DEADLOCKS in Operating System and Deadlock Characterization

DEADLOCKS in Operating System

A set of processes is deadlocked if each process in the set is waiting for an event that only another process in the set can cause. If process A is waiting for a resource that process B has, and process B is waiting for a resource that process A has, then both the processes are deadlocked.

Resources are of two types

1. Preemptable
2. Non-preemptable

A preemptable resource can be taken away from the process that owns it. A non-preemptable resource cannot be taken from its current owner.

Deadlocks generally occur in non-preemptable resources. Deadlocks that involve preemptable resources can be avoided on resolved by the reallocation of resources. The sequence in which resources are required is:

i. Requested the resource
ii. Use the resource
iii. Release the resource

If the resource is not available, when a process requested for it, then the process will start waiting, so that wherever that resource becomes available, the requesting process can use it.
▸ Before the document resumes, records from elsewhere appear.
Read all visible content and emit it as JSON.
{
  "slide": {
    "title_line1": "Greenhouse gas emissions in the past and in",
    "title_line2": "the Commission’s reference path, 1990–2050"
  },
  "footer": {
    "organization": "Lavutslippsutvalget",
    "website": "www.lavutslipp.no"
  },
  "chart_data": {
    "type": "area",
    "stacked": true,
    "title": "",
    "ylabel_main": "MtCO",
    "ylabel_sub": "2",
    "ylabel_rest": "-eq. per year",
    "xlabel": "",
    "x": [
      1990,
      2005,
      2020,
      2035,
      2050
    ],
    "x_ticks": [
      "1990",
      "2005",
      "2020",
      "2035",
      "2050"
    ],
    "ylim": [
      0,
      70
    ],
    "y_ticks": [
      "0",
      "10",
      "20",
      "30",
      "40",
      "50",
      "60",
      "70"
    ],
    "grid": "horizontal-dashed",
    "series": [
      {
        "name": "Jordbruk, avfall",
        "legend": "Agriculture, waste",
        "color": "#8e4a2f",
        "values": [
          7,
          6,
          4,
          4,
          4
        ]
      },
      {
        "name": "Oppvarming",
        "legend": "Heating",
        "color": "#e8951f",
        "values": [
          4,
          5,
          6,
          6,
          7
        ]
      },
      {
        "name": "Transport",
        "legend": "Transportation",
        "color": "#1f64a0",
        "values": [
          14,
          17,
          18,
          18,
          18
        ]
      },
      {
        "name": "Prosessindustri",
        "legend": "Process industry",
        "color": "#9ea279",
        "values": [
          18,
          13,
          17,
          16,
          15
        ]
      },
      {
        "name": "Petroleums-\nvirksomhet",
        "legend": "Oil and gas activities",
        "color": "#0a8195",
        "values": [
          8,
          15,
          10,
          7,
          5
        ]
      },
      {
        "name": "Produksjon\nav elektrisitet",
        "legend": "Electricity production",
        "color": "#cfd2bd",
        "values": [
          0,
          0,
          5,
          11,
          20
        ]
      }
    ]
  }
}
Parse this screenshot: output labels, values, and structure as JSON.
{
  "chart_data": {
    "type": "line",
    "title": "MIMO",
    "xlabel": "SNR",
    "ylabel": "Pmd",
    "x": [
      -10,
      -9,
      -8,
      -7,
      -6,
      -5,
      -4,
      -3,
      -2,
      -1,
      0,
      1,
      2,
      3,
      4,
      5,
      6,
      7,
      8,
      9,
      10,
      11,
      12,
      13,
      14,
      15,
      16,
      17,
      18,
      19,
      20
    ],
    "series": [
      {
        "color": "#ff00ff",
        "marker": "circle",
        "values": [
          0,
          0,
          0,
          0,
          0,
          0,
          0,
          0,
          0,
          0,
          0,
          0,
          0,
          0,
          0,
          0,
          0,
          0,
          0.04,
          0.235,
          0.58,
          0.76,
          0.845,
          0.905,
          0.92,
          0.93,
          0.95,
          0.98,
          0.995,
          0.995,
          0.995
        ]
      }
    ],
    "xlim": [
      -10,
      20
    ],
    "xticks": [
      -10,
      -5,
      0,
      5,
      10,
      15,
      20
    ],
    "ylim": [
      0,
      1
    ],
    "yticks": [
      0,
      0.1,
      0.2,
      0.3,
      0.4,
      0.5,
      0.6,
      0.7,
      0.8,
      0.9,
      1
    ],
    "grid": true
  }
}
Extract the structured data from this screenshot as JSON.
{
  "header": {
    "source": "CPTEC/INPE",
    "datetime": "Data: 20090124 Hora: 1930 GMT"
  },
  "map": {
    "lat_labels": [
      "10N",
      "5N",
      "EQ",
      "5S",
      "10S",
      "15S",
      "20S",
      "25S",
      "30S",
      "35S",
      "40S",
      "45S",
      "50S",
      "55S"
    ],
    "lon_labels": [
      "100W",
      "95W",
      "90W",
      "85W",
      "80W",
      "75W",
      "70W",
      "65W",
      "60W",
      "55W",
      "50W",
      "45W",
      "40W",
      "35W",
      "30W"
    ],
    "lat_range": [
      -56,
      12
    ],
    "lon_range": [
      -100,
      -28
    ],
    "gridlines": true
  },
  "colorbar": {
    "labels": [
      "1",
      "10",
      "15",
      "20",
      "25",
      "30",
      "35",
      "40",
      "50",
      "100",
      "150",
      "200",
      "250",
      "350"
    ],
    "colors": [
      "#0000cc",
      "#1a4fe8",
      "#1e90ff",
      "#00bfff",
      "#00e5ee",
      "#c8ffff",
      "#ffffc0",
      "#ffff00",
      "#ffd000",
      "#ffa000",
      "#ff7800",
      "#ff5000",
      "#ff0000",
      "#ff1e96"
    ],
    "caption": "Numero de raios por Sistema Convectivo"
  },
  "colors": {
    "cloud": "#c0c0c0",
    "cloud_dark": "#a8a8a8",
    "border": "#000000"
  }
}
The resource can be a hardware device (type drive) or source information  (a record in a file).

Deadlock Characterization

various deadlock characterization in the operating system
A deadlock can occur if following four conditions hold simultaneously.

i) Mutual Exclusion Only one process should be using the resource and if another process requests that resource, then the requesting process should be delayed until the resource is released.

ii) Hold and Wait There should be a process that is holding a resource and is waiting for one or more resources that are in use by other processes.

iii) Non-Preemption Resources cannot be preemptive. A process will release the resource only when it has completed its task.

iv) Circular Wait There should a circular chain of two or more processors. Each of which is waiting for a resource held by the next process in the chain.


A deadlock is not possible if any of these four conditions described earlier are absent. So all the four conditions must hold simultaneously for a deadlock to occur.